Speaker 3
Is it weird that I think it's funny? Is it, you know, I think the comedy part of my career is still going. I think it's still active. Wow. And part of that, you know, part, I talk about it as sort of like the difference between comedy and horror is the music. And it really does, it does feel like that. You know, when we, uh, I'm sorry, I'm sorry. Now I'm picturing,
Speaker 2
now I'm picturing the scene in get outs with the guys running, like, you know, he's running at the camera
Speaker 3
and he's like head on, but now I'm picturing like did it, did it, did it, did it, I mean. Just like Benny Hill and it's funny. It's funny. And it's very funny. And I could have done it. I was at the finish line with that film. I could have gone either way. It would have been a very different film. Um, but, but thank you for saying that. Uh, yeah, no, I, I, I, I love comedy. It, it became very, uh, complex. Right. Somehow making comedy in this world, as it is complex, I think making anything or getting anything accomplished in this world. It feels like you were the only person who wasn't surprised
Speaker 2
about the filmmaker you would turn into, you know. And I think it's because you came from this world of sketch and sketch always seems unplanned and unprepared.
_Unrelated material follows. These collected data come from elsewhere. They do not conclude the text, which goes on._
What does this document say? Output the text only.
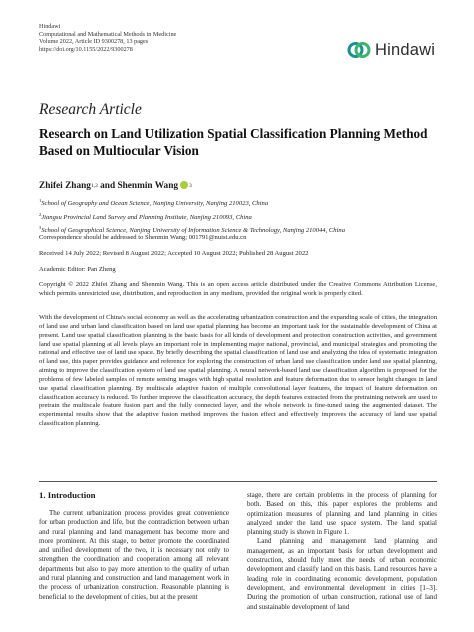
Hindawi
Computational and Mathematical Methods in Medicine
Volume 2022, Article ID 9300278, 13 pages
https://doi.org/10.1155/2022/9300278	Hindawi
Research Article
Research on Land Utilization Spatial Classification Planning Method Based on Multiocular Vision
Zhifei Zhang$^{1,2}$
and
Shenmin Wang $^3$
$^1$School of Geography and Ocean Science, Nanjing University, Nanjing 210023, China
$^2$Jiangsu Provincial Land Survey and Planning Institute, Nanjing 210093, China
$^3$School of Geographical Science, Nanjing University of Information Science & Technology, Nanjing 210044, China
Correspondence should be addressed to Shenmin Wang; 001791@nuist.edu.cn
Received 14 July 2022; Revised 8 August 2022; Accepted 10 August 2022; Published 28 August 2022
Academic Editor: Pan Zheng
Copyright © 2022 Zhifei Zhang and Shenmin Wang. This is an open access article distributed under the Creative Commons Attribution License, which permits unrestricted use, distribution, and reproduction in any medium, provided the original work is properly cited.
With the development of China's social economy as well as the accelerating urbanization construction and the expanding scale of cities, the integration of land use and urban land classification based on land use spatial planning has become an important task for the sustainable development of China at present. Land use spatial classification planning is the basic basis for all kinds of development and protection construction activities, and government land use spatial planning at all levels plays an important role in implementing major national, provincial, and municipal strategies and promoting the rational and effective use of land use space. By briefly describing the spatial classification of land use and analyzing the idea of systematic integration of land use, this paper provides guidance and reference for exploring the construction of urban land use classification under land use spatial planning, aiming to improve the classification system of land use spatial planning. A neural network-based land use classification algorithm is proposed for the problems of few labeled samples of remote sensing images with high spatial resolution and feature deformation due to sensor height changes in land use spatial classification planning. By multiscale adaptive fusion of multiple convolutional layer features, the impact of feature deformation on classification accuracy is reduced. To further improve the classification accuracy, the depth features extracted from the pretraining network are used to pretrain the multiscale feature fusion part and the fully connected layer, and the whole network is fine-tuned using the augmented dataset. The experimental results show that the adaptive fusion method improves the fusion effect and effectively improves the accuracy of land use spatial classification planning.
1. Introduction
The current urbanization process provides great convenience for urban production and life, but the contradiction between urban and rural planning and land management has become more and more prominent. At this stage, to better promote the coordinated and unified development of the two, it is necessary not only to strengthen the coordination and cooperation among all relevant departments but also to pay more attention to the quality of urban and rural planning and construction and land management work in the process of urbanization construction. Reasonable planning is beneficial to the development of cities, but at the present

stage, there are certain problems in the process of planning for both. Based on this, this paper explores the problems and optimization measures of planning and land planning in cities analyzed under the land use space system. The land spatial planning study is shown in Figure 1.

Land planning and management land planning and management, as an important basis for urban development and construction, should fully meet the needs of urban economic development and classify land on this basis. Land resources have a leading role in coordinating economic development, population development, and environmental development in cities [1–3]. During the promotion of urban construction, rational use of land and sustainable development of land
It seems off the cuff, but there's
Speaker 1
so much work that goes into it. And, and now you, you turned into, or rather you've been revealed to us as this, this, this film maker. Like when I was watching Nope, you're sitting in that movie theater. Nobody knows what's going to happen, why it's going to happen, how it's going to happen. You successfully got people to not spoil any of the plot points. I don't know how you did that. Because people who saw they're like, have you seen Nope? I was like, no, I haven't. How is it? They're like, whoa, Nope.
Speaker 1
yeah. But you, you create, like, you create a feeling.